Tuesday, December 30, 2014

Unbroken in Theaters Now

After reading Unbroken this year, I was pretty excited to see the movie. It's just such an incredible story of a man who endured weeks adrift on a raft at sea only to end up being tortured in a Japanese POW camp during World War II. The book goes into so much more detail about the kind of man Louis Zamperini was and how that affected his outlook during his trials than a movie ever could, so whether you see the movie first or not, I highly recommend you also read the book.

As much as I like Angelina Jolie, I admit I was a bit worried about her directing this film. She's fairly new to directing, and she's a woman (*Gasp* Did I just say that?). I don't think I'm being biased to say that women generally have different viewpoints than men. We're wired differently with different interests and concerns, and I wasn't sure how that might translate to the condensed and adapted telling of a survival story. Granted, a woman wrote the biography and did a fantastic job.

When I saw the movie was rated only PG-13, I wondered even more. It's not that I necessarily wanted to see all the torture, but I felt that to be true to the book, the story warranted a stricter rating. After having seen the movie, I am conflicted about the rating it was given. I do feel like the hardships of the POW camp were downplayed (or perhaps it was just that the sheer amount of them described in the book couldn't make it into a 137-minute movie, thereby easing the intensity of the whole ordeal), but I also think the subject matter was intense enough to justify an R rating.

Bottom line, the movie is accurate but just doesn't convey how impressive this story really is. In that way, it is like a PG-13 version of the book. Whether that's due to directing or the medium the story is told in or the time constraints, I don't know. Where I think Angelina Jolie and the actors did a fine job is in bringing out the characters and the emotions of the story. Jack O'Connell is a great Louis Zamperini, and the story hones in on the key aspects of his character that got him through the war.

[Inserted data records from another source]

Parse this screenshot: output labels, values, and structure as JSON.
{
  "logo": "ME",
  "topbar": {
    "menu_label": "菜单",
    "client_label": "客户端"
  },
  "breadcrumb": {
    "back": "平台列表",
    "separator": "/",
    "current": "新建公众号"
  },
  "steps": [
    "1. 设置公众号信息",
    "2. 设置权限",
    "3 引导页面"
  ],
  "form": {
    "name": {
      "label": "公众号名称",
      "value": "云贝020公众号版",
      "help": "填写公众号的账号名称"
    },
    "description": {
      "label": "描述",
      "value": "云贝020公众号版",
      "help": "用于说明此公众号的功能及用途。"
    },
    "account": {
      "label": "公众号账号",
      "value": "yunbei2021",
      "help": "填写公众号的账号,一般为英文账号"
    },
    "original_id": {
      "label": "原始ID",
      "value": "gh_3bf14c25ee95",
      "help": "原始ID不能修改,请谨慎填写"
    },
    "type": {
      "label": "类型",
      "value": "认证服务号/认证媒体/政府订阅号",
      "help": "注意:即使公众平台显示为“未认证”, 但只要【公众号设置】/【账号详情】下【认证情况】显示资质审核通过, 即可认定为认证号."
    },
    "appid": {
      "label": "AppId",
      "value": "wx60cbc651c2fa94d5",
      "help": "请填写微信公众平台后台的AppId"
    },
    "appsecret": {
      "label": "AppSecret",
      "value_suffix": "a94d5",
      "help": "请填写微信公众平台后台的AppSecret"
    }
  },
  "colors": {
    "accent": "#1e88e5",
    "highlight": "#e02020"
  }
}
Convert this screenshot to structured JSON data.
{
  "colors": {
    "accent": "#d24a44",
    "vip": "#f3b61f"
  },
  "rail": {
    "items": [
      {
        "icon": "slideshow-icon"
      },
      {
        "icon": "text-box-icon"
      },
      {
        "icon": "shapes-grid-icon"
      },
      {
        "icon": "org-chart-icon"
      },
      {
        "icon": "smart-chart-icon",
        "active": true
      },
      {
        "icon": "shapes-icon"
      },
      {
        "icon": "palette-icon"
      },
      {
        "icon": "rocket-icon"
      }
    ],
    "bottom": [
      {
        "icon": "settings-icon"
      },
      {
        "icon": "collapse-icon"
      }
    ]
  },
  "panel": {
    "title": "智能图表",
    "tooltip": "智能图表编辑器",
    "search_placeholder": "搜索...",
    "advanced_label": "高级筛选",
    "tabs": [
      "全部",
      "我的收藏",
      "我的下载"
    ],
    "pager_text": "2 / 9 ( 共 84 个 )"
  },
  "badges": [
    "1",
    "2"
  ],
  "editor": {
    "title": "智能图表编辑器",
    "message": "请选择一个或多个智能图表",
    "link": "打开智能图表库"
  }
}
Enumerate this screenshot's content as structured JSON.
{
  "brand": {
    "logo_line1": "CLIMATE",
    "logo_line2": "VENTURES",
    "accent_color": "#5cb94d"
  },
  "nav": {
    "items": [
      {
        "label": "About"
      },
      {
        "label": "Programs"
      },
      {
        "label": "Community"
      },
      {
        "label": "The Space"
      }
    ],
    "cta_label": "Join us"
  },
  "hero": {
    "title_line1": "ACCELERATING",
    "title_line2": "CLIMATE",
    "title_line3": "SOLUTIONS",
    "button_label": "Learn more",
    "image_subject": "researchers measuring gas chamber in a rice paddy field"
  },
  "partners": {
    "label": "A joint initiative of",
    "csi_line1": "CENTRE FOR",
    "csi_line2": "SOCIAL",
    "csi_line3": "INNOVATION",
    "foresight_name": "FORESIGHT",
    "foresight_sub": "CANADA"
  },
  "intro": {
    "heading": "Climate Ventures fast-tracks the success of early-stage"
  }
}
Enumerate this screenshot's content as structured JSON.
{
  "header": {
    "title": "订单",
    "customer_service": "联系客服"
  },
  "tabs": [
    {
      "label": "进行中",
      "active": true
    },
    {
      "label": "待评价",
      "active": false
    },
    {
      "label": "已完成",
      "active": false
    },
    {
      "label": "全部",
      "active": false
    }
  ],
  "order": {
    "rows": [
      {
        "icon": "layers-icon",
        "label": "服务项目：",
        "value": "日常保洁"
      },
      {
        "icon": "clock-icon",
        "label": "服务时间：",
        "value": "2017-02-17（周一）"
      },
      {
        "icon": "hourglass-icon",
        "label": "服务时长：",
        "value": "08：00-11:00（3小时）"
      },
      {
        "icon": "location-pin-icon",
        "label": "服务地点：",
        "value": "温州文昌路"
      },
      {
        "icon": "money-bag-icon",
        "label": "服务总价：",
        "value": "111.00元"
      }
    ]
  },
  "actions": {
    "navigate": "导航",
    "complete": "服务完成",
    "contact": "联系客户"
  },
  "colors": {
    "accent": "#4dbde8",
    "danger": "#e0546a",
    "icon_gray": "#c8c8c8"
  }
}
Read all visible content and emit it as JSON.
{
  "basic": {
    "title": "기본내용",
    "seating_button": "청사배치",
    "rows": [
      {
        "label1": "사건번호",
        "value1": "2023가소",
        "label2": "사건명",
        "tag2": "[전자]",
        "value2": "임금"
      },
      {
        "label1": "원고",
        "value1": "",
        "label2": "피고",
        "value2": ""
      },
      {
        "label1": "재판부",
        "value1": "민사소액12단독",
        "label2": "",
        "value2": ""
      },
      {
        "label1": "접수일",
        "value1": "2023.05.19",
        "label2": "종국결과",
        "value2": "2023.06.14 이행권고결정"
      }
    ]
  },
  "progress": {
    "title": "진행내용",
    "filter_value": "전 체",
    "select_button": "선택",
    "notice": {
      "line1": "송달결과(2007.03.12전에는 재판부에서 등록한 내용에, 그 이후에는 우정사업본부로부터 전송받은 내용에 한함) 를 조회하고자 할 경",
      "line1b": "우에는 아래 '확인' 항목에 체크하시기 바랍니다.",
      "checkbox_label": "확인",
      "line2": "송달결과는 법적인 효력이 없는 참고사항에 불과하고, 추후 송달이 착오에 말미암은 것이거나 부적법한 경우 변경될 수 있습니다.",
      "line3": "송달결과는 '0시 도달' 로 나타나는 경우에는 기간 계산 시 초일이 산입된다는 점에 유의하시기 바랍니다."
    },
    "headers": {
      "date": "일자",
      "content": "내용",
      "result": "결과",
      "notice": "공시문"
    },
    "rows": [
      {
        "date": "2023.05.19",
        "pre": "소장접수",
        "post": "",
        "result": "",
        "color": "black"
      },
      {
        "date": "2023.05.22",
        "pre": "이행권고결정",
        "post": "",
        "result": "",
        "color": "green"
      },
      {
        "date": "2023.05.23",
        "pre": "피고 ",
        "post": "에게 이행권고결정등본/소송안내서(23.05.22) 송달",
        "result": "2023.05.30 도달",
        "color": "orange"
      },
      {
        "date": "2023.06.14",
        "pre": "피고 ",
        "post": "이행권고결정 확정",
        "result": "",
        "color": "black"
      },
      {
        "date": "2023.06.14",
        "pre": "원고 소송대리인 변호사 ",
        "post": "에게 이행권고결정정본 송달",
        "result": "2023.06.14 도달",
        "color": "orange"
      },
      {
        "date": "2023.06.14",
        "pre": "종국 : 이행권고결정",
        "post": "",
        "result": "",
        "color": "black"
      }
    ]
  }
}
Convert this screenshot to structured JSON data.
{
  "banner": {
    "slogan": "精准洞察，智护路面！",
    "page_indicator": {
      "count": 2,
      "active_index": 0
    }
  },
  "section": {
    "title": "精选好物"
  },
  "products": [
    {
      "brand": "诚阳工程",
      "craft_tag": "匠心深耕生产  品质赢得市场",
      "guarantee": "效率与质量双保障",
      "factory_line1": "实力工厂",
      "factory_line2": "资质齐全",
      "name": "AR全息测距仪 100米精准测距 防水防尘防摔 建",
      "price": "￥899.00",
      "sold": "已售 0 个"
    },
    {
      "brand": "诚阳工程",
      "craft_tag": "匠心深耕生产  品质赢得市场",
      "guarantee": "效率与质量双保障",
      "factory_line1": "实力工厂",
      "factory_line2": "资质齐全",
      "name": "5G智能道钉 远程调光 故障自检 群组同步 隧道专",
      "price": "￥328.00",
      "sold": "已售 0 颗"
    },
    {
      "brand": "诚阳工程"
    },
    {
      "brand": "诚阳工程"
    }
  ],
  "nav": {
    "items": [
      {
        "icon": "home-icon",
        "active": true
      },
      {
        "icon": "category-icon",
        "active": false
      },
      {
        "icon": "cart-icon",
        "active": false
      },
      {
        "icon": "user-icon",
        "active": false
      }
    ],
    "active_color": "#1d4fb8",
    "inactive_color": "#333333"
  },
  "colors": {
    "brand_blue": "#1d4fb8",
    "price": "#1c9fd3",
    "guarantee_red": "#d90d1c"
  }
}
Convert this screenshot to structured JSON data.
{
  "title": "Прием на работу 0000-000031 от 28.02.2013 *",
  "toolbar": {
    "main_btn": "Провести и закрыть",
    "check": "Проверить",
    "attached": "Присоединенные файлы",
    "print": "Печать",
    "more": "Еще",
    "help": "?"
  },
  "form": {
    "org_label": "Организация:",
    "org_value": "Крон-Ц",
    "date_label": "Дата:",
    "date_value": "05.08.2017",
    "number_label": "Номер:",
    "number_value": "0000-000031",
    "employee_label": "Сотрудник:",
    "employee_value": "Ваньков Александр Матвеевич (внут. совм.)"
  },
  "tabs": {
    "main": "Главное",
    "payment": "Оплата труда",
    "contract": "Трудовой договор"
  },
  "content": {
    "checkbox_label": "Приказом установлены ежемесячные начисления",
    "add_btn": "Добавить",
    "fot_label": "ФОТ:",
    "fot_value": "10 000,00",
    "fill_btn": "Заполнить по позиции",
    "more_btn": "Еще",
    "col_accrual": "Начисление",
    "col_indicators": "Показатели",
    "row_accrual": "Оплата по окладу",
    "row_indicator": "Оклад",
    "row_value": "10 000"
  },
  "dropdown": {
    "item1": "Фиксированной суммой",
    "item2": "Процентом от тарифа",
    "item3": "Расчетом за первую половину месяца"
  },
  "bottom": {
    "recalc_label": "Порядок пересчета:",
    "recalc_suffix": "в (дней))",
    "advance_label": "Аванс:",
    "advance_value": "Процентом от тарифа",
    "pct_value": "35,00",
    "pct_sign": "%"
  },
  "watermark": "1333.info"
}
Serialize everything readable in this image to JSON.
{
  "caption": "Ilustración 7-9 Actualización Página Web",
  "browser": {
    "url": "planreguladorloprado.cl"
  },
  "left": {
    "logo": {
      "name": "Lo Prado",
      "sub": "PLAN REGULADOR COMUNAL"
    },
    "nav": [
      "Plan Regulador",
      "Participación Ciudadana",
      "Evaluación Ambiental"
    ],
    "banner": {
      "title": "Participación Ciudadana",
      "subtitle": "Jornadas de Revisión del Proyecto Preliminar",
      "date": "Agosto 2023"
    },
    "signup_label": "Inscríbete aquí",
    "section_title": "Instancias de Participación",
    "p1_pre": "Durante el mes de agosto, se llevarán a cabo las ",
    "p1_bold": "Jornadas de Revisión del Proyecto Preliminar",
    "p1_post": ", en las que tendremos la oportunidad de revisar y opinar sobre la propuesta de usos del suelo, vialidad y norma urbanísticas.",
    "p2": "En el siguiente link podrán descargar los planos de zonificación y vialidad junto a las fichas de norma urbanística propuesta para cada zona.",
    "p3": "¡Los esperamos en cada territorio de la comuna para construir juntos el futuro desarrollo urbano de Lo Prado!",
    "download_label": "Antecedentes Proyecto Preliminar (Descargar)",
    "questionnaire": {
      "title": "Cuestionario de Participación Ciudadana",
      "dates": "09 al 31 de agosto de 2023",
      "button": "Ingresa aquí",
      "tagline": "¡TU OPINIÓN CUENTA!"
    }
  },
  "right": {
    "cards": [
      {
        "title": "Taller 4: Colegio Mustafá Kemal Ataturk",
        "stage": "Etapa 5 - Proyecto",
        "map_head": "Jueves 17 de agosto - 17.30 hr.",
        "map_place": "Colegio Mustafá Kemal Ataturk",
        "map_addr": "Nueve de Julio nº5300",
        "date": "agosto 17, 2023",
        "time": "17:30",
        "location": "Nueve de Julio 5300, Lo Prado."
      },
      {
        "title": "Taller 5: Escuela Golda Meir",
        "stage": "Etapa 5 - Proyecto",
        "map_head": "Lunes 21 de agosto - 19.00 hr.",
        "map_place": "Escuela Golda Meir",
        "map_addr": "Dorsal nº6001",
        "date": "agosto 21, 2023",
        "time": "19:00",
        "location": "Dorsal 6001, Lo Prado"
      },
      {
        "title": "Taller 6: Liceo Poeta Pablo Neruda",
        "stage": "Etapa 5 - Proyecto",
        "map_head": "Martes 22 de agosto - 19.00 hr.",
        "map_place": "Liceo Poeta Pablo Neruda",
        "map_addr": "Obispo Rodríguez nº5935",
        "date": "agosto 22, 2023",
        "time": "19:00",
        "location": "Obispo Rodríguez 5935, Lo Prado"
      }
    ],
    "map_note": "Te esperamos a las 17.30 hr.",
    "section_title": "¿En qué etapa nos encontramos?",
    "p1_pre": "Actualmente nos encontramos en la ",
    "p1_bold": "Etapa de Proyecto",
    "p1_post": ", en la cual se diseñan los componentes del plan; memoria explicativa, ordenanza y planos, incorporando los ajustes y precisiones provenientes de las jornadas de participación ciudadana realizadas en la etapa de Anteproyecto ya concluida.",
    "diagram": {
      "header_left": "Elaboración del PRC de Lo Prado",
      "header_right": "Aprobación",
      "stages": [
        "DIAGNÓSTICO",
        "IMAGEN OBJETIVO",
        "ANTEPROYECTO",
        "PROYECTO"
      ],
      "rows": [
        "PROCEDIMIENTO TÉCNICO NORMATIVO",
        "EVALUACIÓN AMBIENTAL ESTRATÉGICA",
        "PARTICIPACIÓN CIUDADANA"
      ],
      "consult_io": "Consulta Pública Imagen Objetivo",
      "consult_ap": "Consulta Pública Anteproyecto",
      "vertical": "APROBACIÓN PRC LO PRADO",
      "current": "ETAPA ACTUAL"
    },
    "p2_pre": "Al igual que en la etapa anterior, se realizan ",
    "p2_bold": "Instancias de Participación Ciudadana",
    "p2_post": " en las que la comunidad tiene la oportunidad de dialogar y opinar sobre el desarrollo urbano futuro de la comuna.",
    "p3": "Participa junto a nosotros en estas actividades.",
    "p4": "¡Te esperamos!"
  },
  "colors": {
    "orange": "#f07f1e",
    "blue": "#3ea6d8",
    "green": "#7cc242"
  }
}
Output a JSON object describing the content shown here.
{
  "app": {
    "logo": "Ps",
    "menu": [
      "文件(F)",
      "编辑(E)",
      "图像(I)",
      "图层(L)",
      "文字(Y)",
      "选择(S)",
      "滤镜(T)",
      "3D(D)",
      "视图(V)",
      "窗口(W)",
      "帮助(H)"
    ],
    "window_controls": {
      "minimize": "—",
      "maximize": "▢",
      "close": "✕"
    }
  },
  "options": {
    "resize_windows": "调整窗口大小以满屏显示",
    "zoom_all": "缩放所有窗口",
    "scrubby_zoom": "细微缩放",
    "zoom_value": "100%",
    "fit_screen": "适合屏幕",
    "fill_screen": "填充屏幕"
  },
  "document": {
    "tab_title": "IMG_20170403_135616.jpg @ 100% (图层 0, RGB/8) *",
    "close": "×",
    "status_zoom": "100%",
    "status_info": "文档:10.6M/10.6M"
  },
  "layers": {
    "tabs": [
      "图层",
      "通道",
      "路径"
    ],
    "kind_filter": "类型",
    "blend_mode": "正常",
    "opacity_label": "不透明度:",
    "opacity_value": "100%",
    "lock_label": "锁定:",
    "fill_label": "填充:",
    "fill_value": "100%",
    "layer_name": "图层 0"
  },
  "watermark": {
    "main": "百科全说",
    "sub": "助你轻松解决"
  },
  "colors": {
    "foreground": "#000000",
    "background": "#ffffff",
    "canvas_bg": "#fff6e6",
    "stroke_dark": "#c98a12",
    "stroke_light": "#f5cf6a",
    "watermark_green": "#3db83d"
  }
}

(SPOILER alert) Before the movie came out, I'd heard that it didn't portray Zamperini's faith enough. And his faith, especially at the end, is kind of what seals the deal on this book for many. It's that last punch that makes a believer like me giddy with emotion. But I think the movie did it just right. It foreshadowed it and then ended where it needed to at the end of his physical trials, leaving a footnote on a black screen to tell you about how his faith enabled him to survive and forgive after the war. I thought it actually made a pretty big impact like that.

If you want a story that's a celebration of life in the midst of some of the worst life has to offer, a true tale of courage and heart with a solid redemptive finale, take it from a fiction reader...fiction has nothing on this.